The Swedes laughed. Wallenberg said, “Mr. Anger’s German isn’t great, and his Hungarian and English are worse.”

Anger said in broken Hungarian, “If I forget my Swedish, I’ll be a deaf-mute.”

Paul chuckled as he gestured to the gentlemen to sit down.

“It’s good to see you again,” Wallenberg said.

Paul thought the Swede had aged in the short months since they’d met at Gerbeaud. Paul must have aged, too. The world had aged.

Paul was happy to be speaking Churchill’s English. He said, “You’ve lost more hair.”

“You’ve gained some,” Wallenberg said.

Paul ran a hand through his thicket of curls. He needed a haircut.

“You said you were going to come back, and you did,” Paul said, still amazed at the visitors in the room.

“I needed to. I can be more useful here. I heard from Mr. Anger that the transports have begun. We can’t stop them, but we can impede them.”

“I’m very pleased,” Paul said. “I thought our one meeting at Gerbeaud was—”

“Forgive me for quoting the New Testament to you,” Wallenberg said, “but our Luke once said, ‘From those to whom much is given, much will be required.’ So, I—”

Per Anger leaned forward to interrupt. “We can issue Swedish papers,” he said in Swedish, before switching, for Paul’s sake, to German. “Raoul is suggesting we issue official, colourful Swedish papers with our state seal and photographs. If the Germans round up Jews here in Budapest, as they have elsewhere, we’ll meet them at the stations and present the papers. We’ll ask the Germans to release people who match up with these fake papers we issue.”

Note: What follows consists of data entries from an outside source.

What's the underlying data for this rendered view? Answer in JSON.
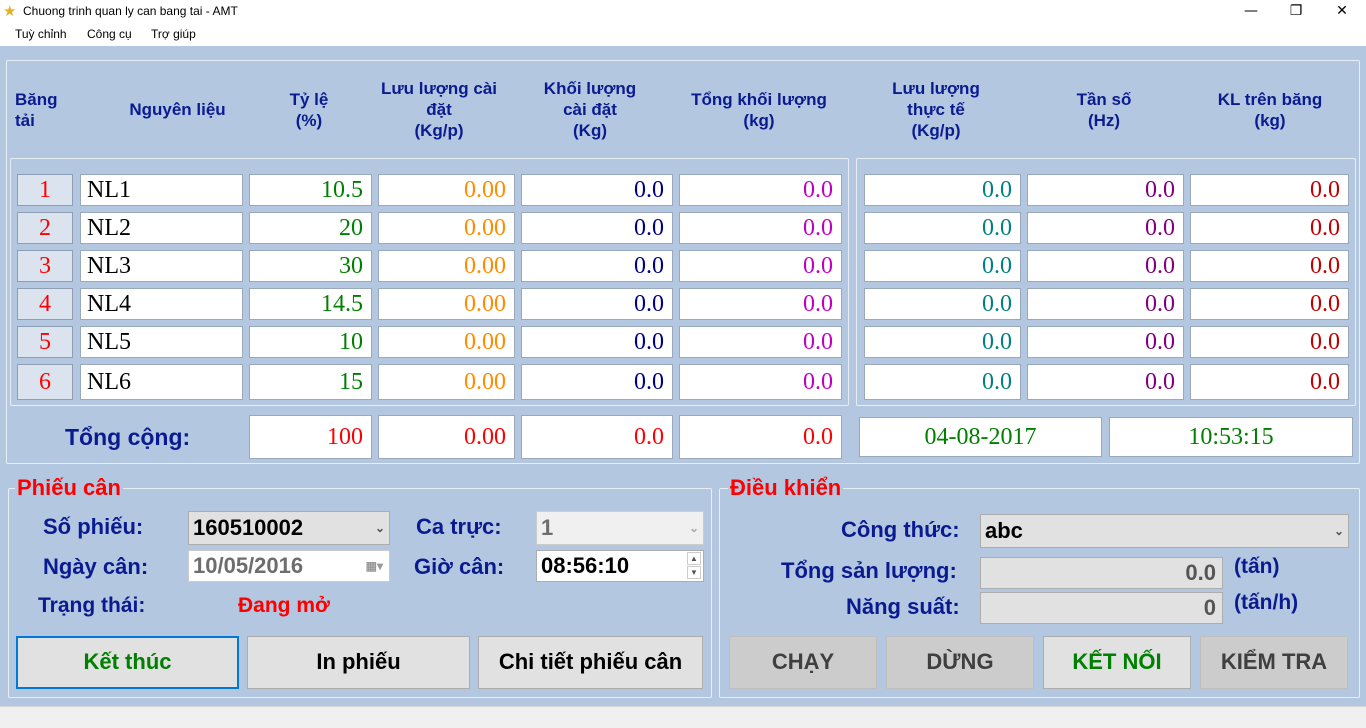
{
  "window": {
    "title": "Chuong trinh quan ly can bang tai - AMT",
    "minimize": "—",
    "restore": "❐",
    "close": "✕"
  },
  "menu": [
    "Tuỳ chỉnh",
    "Công cụ",
    "Trợ giúp"
  ],
  "headers": {
    "bang_tai": "Băng\ntải",
    "nguyen_lieu": "Nguyên liệu",
    "ty_le": "Tỷ lệ\n(%)",
    "luu_luong_cai_dat": "Lưu lượng cài\nđặt\n(Kg/p)",
    "khoi_luong_cai_dat": "Khối lượng\ncài đặt\n(Kg)",
    "tong_khoi_luong": "Tổng khối lượng\n(kg)",
    "luu_luong_thuc_te": "Lưu lượng\nthực tế\n(Kg/p)",
    "tan_so": "Tần số\n(Hz)",
    "kl_tren_bang": "KL trên băng\n(kg)"
  },
  "rows": [
    {
      "idx": "1",
      "name": "NL1",
      "ratio": "10.5",
      "flow_set": "0.00",
      "mass_set": "0.0",
      "total_mass": "0.0",
      "flow_actual": "0.0",
      "freq": "0.0",
      "kl": "0.0"
    },
    {
      "idx": "2",
      "name": "NL2",
      "ratio": "20",
      "flow_set": "0.00",
      "mass_set": "0.0",
      "total_mass": "0.0",
      "flow_actual": "0.0",
      "freq": "0.0",
      "kl": "0.0"
    },
    {
      "idx": "3",
      "name": "NL3",
      "ratio": "30",
      "flow_set": "0.00",
      "mass_set": "0.0",
      "total_mass": "0.0",
      "flow_actual": "0.0",
      "freq": "0.0",
      "kl": "0.0"
    },
    {
      "idx": "4",
      "name": "NL4",
      "ratio": "14.5",
      "flow_set": "0.00",
      "mass_set": "0.0",
      "total_mass": "0.0",
      "flow_actual": "0.0",
      "freq": "0.0",
      "kl": "0.0"
    },
    {
      "idx": "5",
      "name": "NL5",
      "ratio": "10",
      "flow_set": "0.00",
      "mass_set": "0.0",
      "total_mass": "0.0",
      "flow_actual": "0.0",
      "freq": "0.0",
      "kl": "0.0"
    },
    {
      "idx": "6",
      "name": "NL6",
      "ratio": "15",
      "flow_set": "0.00",
      "mass_set": "0.0",
      "total_mass": "0.0",
      "flow_actual": "0.0",
      "freq": "0.0",
      "kl": "0.0"
    }
  ],
  "total": {
    "label": "Tổng cộng:",
    "ratio": "100",
    "flow_set": "0.00",
    "mass_set": "0.0",
    "total_mass": "0.0",
    "date": "04-08-2017",
    "time": "10:53:15"
  },
  "ticket": {
    "title": "Phiếu cân",
    "so_phieu_label": "Số phiếu:",
    "so_phieu": "160510002",
    "ca_truc_label": "Ca trực:",
    "ca_truc": "1",
    "ngay_can_label": "Ngày cân:",
    "ngay_can": "10/05/2016",
    "gio_can_label": "Giờ cân:",
    "gio_can": "08:56:10",
    "trang_thai_label": "Trạng thái:",
    "trang_thai": "Đang mở",
    "btn_ket_thuc": "Kết thúc",
    "btn_in_phieu": "In phiếu",
    "btn_chi_tiet": "Chi tiết phiếu cân"
  },
  "control": {
    "title": "Điều khiển",
    "cong_thuc_label": "Công thức:",
    "cong_thuc": "abc",
    "tong_san_luong_label": "Tổng sản lượng:",
    "tong_san_luong": "0.0",
    "tong_san_luong_unit": "(tấn)",
    "nang_suat_label": "Năng suất:",
    "nang_suat": "0",
    "nang_suat_unit": "(tấn/h)",
    "btn_chay": "CHẠY",
    "btn_dung": "DỪNG",
    "btn_ket_noi": "KẾT NỐI",
    "btn_kiem_tra": "KIỂM TRA"
  },
  "colors": {
    "background": "#b3c7e1",
    "header_text": "#0b1b8f",
    "index_text": "#ff0000",
    "ratio_text": "#008000",
    "flow_set_text": "#ff8c00",
    "mass_set_text": "#000080",
    "total_mass_text": "#c000c0",
    "flow_actual_text": "#008080",
    "freq_text": "#800080",
    "kl_text": "#c00000"
  }
}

“And I can help you,” Paul said. “I’m a Swede already,” and he showed the men his new papers.

They burst out laughing, and Paul joined them. Then Wallenberg said, “What other talents do you have?”

“I can stand on my head.”

They laughed again, and Wallenberg translated for Per Anger, but the diplomat had understood. Much had changed since Gerbeaud. The atmosphere felt different. There was a tension in the room.

“How did you know where to find me today?”

“I didn’t. Your assistant said you’d be in, but I’ve had my driver look for you.”

“Ah, the Alfa Romeo.”

Wallenberg nodded. He noticed the lamp on Paul’s desk. It had been a gift from his mother when Paul opened his office. It had come from the Tiffany Company of New York. It featured brilliantly coloured dragonflies, pointed downward, like a winged bombs.

“I was sorry to hear about your father,” Wallenberg said. “I never knew my own father—he died before I was born—but I suspect it would be worse to love a father and lose him, and in such a disgraceful way.”

“Thank you.”

“We do want your help,” Wallenberg said. “Your network is probably extensive.”

Paul shrugged modestly. Wallenberg looked at Anger. “It’s not enough just to issue papers. We’ll have to find safe houses around the city and raise the Swedish flag over them so that we can put the new Swedes out of harm’s way. We’ll annex places. Mr. Anger says the Dutch are game, and the Danish, the Spanish, possibly even the Italians. Ha, I wonder if Mussolini is still in charge of things!”